Poverty in Sudan is widespread and varies according to region, with ducxisting conflicts as well as economic and social inequalities contributing to the large number of impoverished people. Inequality in education and limited access to health care, clean water, sanitation, resources and income has also impacted poverty in the country, especially in North Sudan.
Although Sudan still ranks among the poorest countries in the world, it has also seen great economic progress. Since 1990, Sudan’s extreme poverty rate declined from 85 percent to 46 percent and continues to be on the decline today, according to the results from the Millennium Development Goals.
The reality, however, is that one out of two people living in Sudan is impacted by poverty; meaning, he or she does not have the means to buy food or the ability to properly care for him or herself. Results from the MDGs reveal that an estimated 15 million people all over Sudan are considered poor.
Causes of Poverty in Sudan
Currently in North Sudan, an estimated 44.8 percent of the population lives beneath poverty lines, with poverty rates higher in rural areas (55 percent) than in urban areas (28 percent). High unemployment rates (17 percent) as well as low employment opportunities contribute to the economic disparity found in many regions of Sudan.
Additionally, the expanding population along with climate change have affected the agricultural sector, which in turn impacts food security and the livelihoods of people living in Sudan. For rural populations, unreliable rainfall, low productivity and small landholdings are major contributors to poverty in the area. These factors have also impacted malnutrition and children who are underweight. One third or 32 percent of children who are under the age of five is underweight as a result of chronic malnutrition.
Areas that are considered to be most vulnerable to poverty are regions that have been affected by isolation.

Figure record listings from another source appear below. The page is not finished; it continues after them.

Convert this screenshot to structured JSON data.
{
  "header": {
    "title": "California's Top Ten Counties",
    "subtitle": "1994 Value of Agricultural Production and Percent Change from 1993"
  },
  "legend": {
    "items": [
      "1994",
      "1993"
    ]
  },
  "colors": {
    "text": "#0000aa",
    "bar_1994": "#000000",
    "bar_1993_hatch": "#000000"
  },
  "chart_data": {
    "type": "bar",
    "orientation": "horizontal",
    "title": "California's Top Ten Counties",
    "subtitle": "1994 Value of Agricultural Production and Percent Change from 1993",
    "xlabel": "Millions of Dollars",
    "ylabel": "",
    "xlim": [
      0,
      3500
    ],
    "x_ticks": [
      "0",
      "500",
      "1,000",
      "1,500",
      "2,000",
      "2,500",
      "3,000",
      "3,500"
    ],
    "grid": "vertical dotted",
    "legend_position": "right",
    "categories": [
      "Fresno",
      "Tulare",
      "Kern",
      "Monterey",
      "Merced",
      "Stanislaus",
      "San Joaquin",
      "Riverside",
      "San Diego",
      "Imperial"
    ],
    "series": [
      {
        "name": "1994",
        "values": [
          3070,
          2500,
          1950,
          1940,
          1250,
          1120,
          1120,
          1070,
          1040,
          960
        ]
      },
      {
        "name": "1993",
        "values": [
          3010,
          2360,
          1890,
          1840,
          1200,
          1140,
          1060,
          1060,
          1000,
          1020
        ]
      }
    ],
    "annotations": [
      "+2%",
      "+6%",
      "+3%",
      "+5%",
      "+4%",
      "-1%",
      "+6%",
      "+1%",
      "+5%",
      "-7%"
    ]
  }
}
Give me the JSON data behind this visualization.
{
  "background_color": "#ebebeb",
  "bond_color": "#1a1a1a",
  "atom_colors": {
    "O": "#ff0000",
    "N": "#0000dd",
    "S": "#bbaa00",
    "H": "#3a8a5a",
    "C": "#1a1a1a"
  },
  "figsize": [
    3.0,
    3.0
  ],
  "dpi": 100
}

A large majority of settlements in Sudan exist far away from main urban cities and have limited access to social services. Additionally, isolated territories are harder to track in terms of poverty and progress. The amount of people living in poverty in isolated regions is not completely known and is difficult to estimate as well.
However, what is known, is that there is a substantial amount of people living in those territories that suffer from hunger and disease. The poorest areas that are largely impacted by isolation include Southern Sudan, Southern Darfur, White Nile and Blue Nile.
Although there are many factors contributing to poverty in Sudan, internal conflicts are further fueling the volatile state of the region. Sudan has had over 20 years of internal conflict that cost an estimated 1.5 million people their lives and devastated the population as a whole. The civil conflict emerged from social and political inequalities and a neglect of the rural regions. Unfair distribution of land and land reforms, as well as misguided resources for urban and rural developments, have caused conflicts in the country. Despite signing a peace treaty a few years ago, the country is still suffering from the devastation the conflict caused to its citizens.
However, overall, poverty in Sudan has been on the mend as reforms and aid targeted through the MDGs have helped improve poverty rates in the region.